Лично узнав: кто, откуда, как здесь оказался, Хуан спросил:
     - Ну и как ты собираешься жить здесь без документов?
   На что Старик, отказавшись даже переводить на русский, не сдержался и заметил:
     - Ты помнишь, Хуан, когда в прошлом году тебя привезли побитого из столицы, как ты две недели стонал и вылеживался? А у тебя, ведь, ничего не было сломано, когда я тебя осматривал, я даже не нашел сотрясение мозга, не говоря уж о травмах головы, - так, одни синяки. А у русского затылок и височная кость пробиты почти до мозга, разбита коленная чашечка, да гематомы под черепом до сих пор давят на мозг! И еще чуть-чуть: два ребра сломаны, содрана пятая часть поверхности кожи и - множественные серьезные ушибы. С такими увечьями даже в ад не спрашивают документов! Дай ему оклематься, потом спрашивай!
     - Вон, сколько земляку досталось! – посочувствовал Павел. - Пойдем, Хуан, выпьем за его здоровье! – предложил ему он, и потащил ухмыляющегося стража порядка на веранду.
   Поскольку разговор шел на испанском, Георгий лишь понял одно: Старик защитил его от неудобных расспросов, а Павел повел Хуана выпить с ним стаканчик вина.
   Однажды средь ночи Георгий проснулся с реальным ощущением, что на его бедрах, поджав ноги, обхватив руками его шею и, почти спрятав лицо в вырезе его халата, сидит засыпающая… его женщина, а он поет ей какую-то известную песню.
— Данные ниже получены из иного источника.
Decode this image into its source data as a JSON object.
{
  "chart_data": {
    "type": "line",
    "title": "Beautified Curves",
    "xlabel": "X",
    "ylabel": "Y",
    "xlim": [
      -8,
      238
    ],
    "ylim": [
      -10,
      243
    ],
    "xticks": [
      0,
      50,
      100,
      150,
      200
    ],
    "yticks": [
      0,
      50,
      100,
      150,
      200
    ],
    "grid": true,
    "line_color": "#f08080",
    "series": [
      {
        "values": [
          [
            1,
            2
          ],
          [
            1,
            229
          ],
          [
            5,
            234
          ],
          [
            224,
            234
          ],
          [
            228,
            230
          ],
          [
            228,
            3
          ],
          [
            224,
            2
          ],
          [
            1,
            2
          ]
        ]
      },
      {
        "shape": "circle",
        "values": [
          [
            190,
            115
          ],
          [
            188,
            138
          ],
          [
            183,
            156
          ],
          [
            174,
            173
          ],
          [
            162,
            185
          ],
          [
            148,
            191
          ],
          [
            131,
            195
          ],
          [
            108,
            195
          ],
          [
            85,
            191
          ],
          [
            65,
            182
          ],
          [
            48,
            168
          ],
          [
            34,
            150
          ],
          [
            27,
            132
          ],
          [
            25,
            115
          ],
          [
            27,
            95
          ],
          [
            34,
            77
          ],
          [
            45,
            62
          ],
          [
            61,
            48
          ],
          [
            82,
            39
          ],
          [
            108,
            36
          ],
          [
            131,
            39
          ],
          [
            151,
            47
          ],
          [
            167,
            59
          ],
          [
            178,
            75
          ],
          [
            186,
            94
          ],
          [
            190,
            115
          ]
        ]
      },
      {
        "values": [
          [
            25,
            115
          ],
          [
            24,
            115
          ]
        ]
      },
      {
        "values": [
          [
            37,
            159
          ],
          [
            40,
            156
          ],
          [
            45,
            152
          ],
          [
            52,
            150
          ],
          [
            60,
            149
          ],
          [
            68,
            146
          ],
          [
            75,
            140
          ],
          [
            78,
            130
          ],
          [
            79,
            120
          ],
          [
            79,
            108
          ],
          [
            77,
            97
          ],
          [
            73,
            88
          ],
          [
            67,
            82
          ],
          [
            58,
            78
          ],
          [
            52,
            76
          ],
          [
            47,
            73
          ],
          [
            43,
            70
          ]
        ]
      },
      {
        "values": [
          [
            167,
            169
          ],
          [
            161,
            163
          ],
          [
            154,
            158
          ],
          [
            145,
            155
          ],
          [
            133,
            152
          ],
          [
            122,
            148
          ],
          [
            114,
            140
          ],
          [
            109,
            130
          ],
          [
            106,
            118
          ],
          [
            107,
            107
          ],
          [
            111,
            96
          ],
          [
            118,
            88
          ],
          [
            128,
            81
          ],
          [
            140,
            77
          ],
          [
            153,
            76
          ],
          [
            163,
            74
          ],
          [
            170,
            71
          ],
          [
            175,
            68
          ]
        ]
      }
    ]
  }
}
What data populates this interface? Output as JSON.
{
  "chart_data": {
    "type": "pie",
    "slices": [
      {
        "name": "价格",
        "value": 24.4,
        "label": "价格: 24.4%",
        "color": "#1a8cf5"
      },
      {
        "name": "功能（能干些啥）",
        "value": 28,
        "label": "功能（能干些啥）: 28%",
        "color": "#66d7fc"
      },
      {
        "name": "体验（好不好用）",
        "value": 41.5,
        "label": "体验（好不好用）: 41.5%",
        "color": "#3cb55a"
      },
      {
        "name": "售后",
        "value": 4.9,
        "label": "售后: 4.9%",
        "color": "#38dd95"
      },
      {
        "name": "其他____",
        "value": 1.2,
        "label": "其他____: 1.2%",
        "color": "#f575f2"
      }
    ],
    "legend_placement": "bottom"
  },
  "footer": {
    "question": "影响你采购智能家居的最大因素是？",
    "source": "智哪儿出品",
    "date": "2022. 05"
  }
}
И настолько обидным было его разочарование увидеть в тусклом свете лампадки лежащего рядом храпящего Старика, что Георгий застонал от коварно обманувшего его видения.
Вечером к хозяину подошел Старик.
      - Бросай, бросай свою писанину, Павел. Пойдем, посидим, поговорим с земляком. Он уже много лучше, но не все может вспомнить.
Павел что-то писал в своей конторской книге, не отрывая головы.
      - Странный наш земляк. Многое помнит, а некоторые моменты, - нет. И что, так всегда будет?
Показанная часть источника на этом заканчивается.